Biggest problem is by far lack of existing tools outside of MATLAB, mostly for visualization and signal processing. Python is okay but not quite there in my experience. MATLAB alternatives are more or less in the same boat. The main challenge is that "performance evaluation" is inevitably qualitative. The benchmarks used to publish results aren't quite meaningless but they're mostly for show/make ML people happy. Practitioners don't really seem to care. That leads to a situation where I need really good 3D visualization tools that are interactive. Python hasn't been good for that. Current "free" solution is to go into Javascript but other issues arise because things just aren't configured properly for the space I work in.

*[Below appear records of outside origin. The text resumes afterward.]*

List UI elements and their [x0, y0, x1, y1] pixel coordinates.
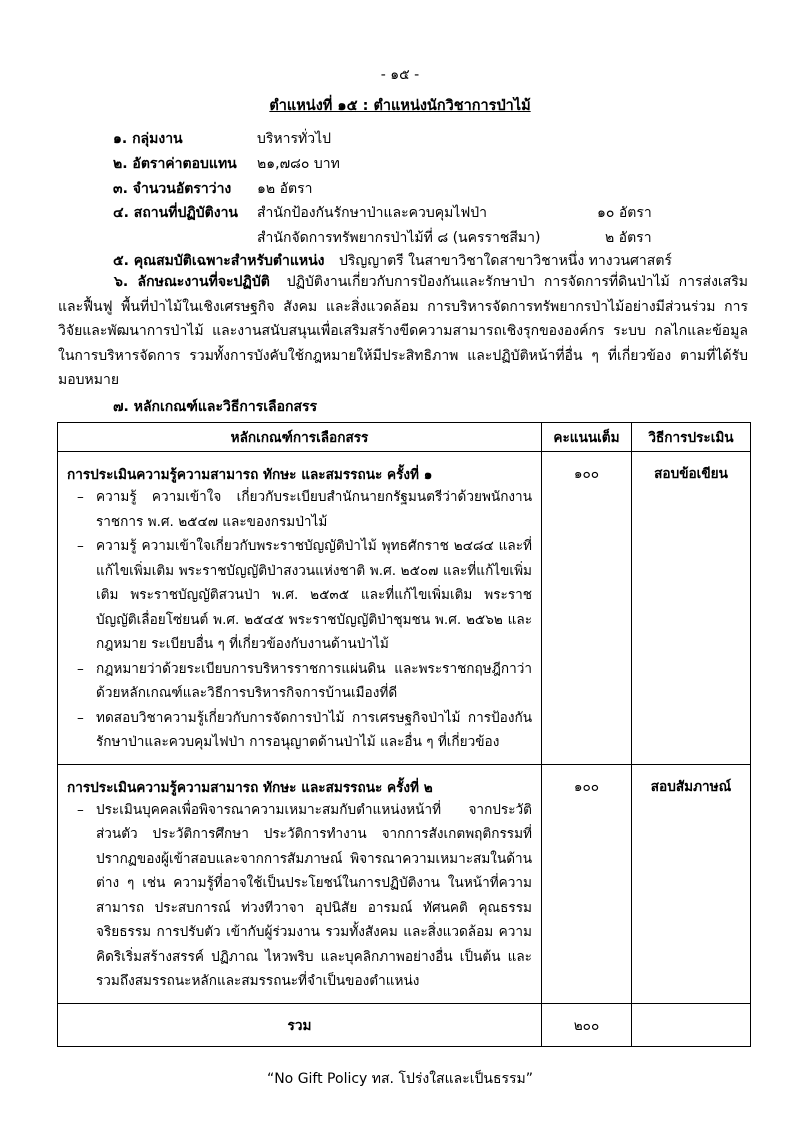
section-title: การประเมินความรู้ความสามารถ ทักษะ และสมรรถนะ ครั้งที่ ๑	[67, 467, 433, 483]
field-salary-value: ๒๑,๗๘๐ บาท	[257, 156, 340, 172]
field-duties	[58, 270, 748, 393]
field-group-value: บริหารทั่วไป	[257, 131, 332, 147]
field-qualification	[113, 250, 672, 272]
criteria-list	[59, 485, 540, 763]
criteria-cell	[58, 764, 542, 1003]
list-item: – ประเมินบุคคลเพื่อพิจารณาความเหมาะสมกับตำแหน่งหน้าที่ จากประวัติส่วนตัว ประวัติการศึกษา ประวัติการทำงาน จากการสังเกตพฤติกรรมที่ปรากฏของผู้เข้าสอบและจากการสัมภาษณ์ พิจารณาความเหมาะสมในด้านต่าง ๆ เช่น ความรู้ที่อาจใช้เป็นประโยชน์ในการปฏิบัติงาน ในหน้าที่ความสามารถ ประสบการณ์ ท่วงทีวาจา อุปนิสัย อารมณ์ ทัศนคติ คุณธรรม จริยธรรม การปรับตัว เข้ากับผู้ร่วมงาน รวมทั้งสังคม และสิ่งแวดล้อม ความคิดริเริ่มสร้างสรรค์ ปฏิภาณ ไหวพริบ และบุคลิกภาพอย่างอื่น เป็นต้น และรวมถึงสมรรถนะหลักและสมรรถนะที่จำเป็นของตำแหน่ง	[59, 798, 532, 994]
total-row	[58, 1003, 751, 1046]
field-workplace	[113, 202, 238, 224]
header-method: วิธีการประเมิน	[632, 423, 751, 452]
method-cell: สอบข้อเขียน	[632, 452, 751, 765]
list-item: – กฎหมายว่าด้วยระเบียบการบริหารราชการแผ่นดิน และพระราชกฤษฎีกาว่าด้วยหลักเกณฑ์และวิธีการบริหารกิจการบ้านเมืองที่ดี	[59, 657, 532, 706]
method-cell: สอบสัมภาษณ์	[632, 764, 751, 1003]
section-title: การประเมินความรู้ความสามารถ ทักษะ และสมรรถนะ ครั้งที่ ๒	[67, 779, 433, 796]
footer-slogan: “No Gift Policy ทส. โปร่งใสและเป็นธรรม”	[266, 1071, 534, 1087]
selection-criteria-table	[57, 422, 751, 1047]
header-score: คะแนนเต็ม	[542, 423, 632, 452]
field-qualification-value: ปริญญาตรี ในสาขาวิชาใดสาขาวิชาหนึ่ง ทางวนศาสตร์	[338, 253, 672, 269]
field-vacancy-label: ๓. จำนวนอัตราว่าง	[113, 181, 232, 197]
list-item: – ทดสอบวิชาความรู้เกี่ยวกับการจัดการป่าไม้ การเศรษฐกิจป่าไม้ การป้องกันรักษาป่าและควบคุมไฟป่า การอนุญาตด้านป่าไม้ และอื่น ๆ ที่เกี่ยวข้อง	[59, 706, 532, 755]
field-group-label: ๑. กลุ่มงาน	[113, 131, 183, 147]
field-group	[113, 128, 183, 150]
criteria-cell	[58, 452, 542, 765]
score-cell: ๑๐๐	[542, 764, 632, 1003]
field-vacancy-value: ๑๒ อัตรา	[257, 181, 313, 197]
table-row	[58, 452, 751, 765]
criteria-heading	[113, 396, 317, 418]
workplace-name-2: สำนักจัดการทรัพยากรป่าไม้ที่ ๘ (นครราชสีมา)	[257, 230, 541, 246]
field-duties-label: ๖. ลักษณะงานที่จะปฏิบัติ	[114, 274, 270, 290]
criteria-list	[59, 798, 540, 1002]
position-title-text: ตำแหน่งที่ ๑๕ : ตำแหน่งนักวิชาการป่าไม้	[269, 98, 531, 114]
total-label: รวม	[58, 1003, 542, 1046]
position-title	[0, 94, 800, 117]
field-qualification-label: ๕. คุณสมบัติเฉพาะสำหรับตำแหน่ง	[113, 253, 325, 269]
field-salary-label: ๒. อัตราค่าตอบแทน	[113, 156, 237, 172]
table-row	[58, 764, 751, 1003]
score-cell: ๑๐๐	[542, 452, 632, 765]
header-criteria: หลักเกณฑ์การเลือกสรร	[58, 423, 542, 452]
criteria-heading-text: ๗. หลักเกณฑ์และวิธีการเลือกสรร	[113, 399, 318, 415]
workplace-count-1: ๑๐ อัตรา	[597, 205, 652, 221]
field-salary	[113, 153, 237, 175]
table-header-row	[58, 423, 751, 452]
page-number: - ๑๕ -	[380, 67, 420, 83]
list-item: – ความรู้ ความเข้าใจ เกี่ยวกับระเบียบสำนักนายกรัฐมนตรีว่าด้วยพนักงานราชการ พ.ศ. ๒๕๔๗ และของกรมป่าไม้	[59, 485, 532, 534]
total-method	[632, 1003, 751, 1046]
total-score: ๒๐๐	[542, 1003, 632, 1046]
workplace-name-1: สำนักป้องกันรักษาป่าและควบคุมไฟป่า	[257, 205, 487, 221]
field-workplace-label: ๔. สถานที่ปฏิบัติงาน	[113, 205, 239, 221]
workplace-count-2: ๒ อัตรา	[605, 230, 652, 246]
field-duties-value: ปฏิบัติงานเกี่ยวกับการป้องกันและรักษาป่า การจัดการที่ดินป่าไม้ การส่งเสริมและฟื้นฟู พื้นที่ป่าไม้ในเชิงเศรษฐกิจ สังคม และสิ่งแวดล้อม การบริหารจัดการทรัพยากรป่าไม้อย่างมีส่วนร่วม การวิจัยและพัฒนาการป่าไม้ และงานสนับสนุนเพื่อเสริมสร้างขีดความสามารถเชิงรุกขององค์กร ระบบ กลไกและข้อมูลในการบริหารจัดการ รวมทั้งการบังคับใช้กฎหมายให้มีประสิทธิภาพ และปฏิบัติหน้าที่อื่น ๆ ที่เกี่ยวข้อง ตามที่ได้รับมอบหมาย	[58, 274, 748, 388]
field-vacancy	[113, 178, 231, 200]
list-item: – ความรู้ ความเข้าใจเกี่ยวกับพระราชบัญญัติป่าไม้ พุทธศักราช ๒๔๘๔ และที่แก้ไขเพิ่มเติม พระราชบัญญัติป่าสงวนแห่งชาติ พ.ศ. ๒๕๐๗ และที่แก้ไขเพิ่มเติม พระราชบัญญัติสวนป่า พ.ศ. ๒๕๓๕ และที่แก้ไขเพิ่มเติม พระราชบัญญัติเลื่อยโซ่ยนต์ พ.ศ. ๒๕๔๕ พระราชบัญญัติป่าชุมชน พ.ศ. ๒๕๖๒ และกฎหมาย ระเบียบอื่น ๆ ที่เกี่ยวข้องกับงานด้านป่าไม้	[59, 534, 532, 657]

The other big challenge is a really high bar for data quality prior to subsequent analysis. Most of my actual work here is spent in filling in niches of computer vision where almost nothing in top conferences/journals applies. This creates another challenge, since I have to do things from scratch. Say I'm registering 3D objects, because that's a lot of what I care about. Textures look mostly okay but have a problem using state of the art method? Rejection because prior work indicates that major findings in the past have been heavily biased by tiny issues...very little margin for error.

Then there's compute. To get meaningful attention, I have to assuming the users will have mediocre compute resources, most certainly no GPUs. Also a big limitation. Can't pre-train much of anything either.

If I had a genie, I'd mostly wish for interactivity in Python to be better because that would take care of a lot of headache...or for Julia or something to be more mature. Lots of interesting research to do and can be done in a short order, bottlenecked by lack of existing tools for intuitive interface design + lack of time to do them, even if I ended up getting paid.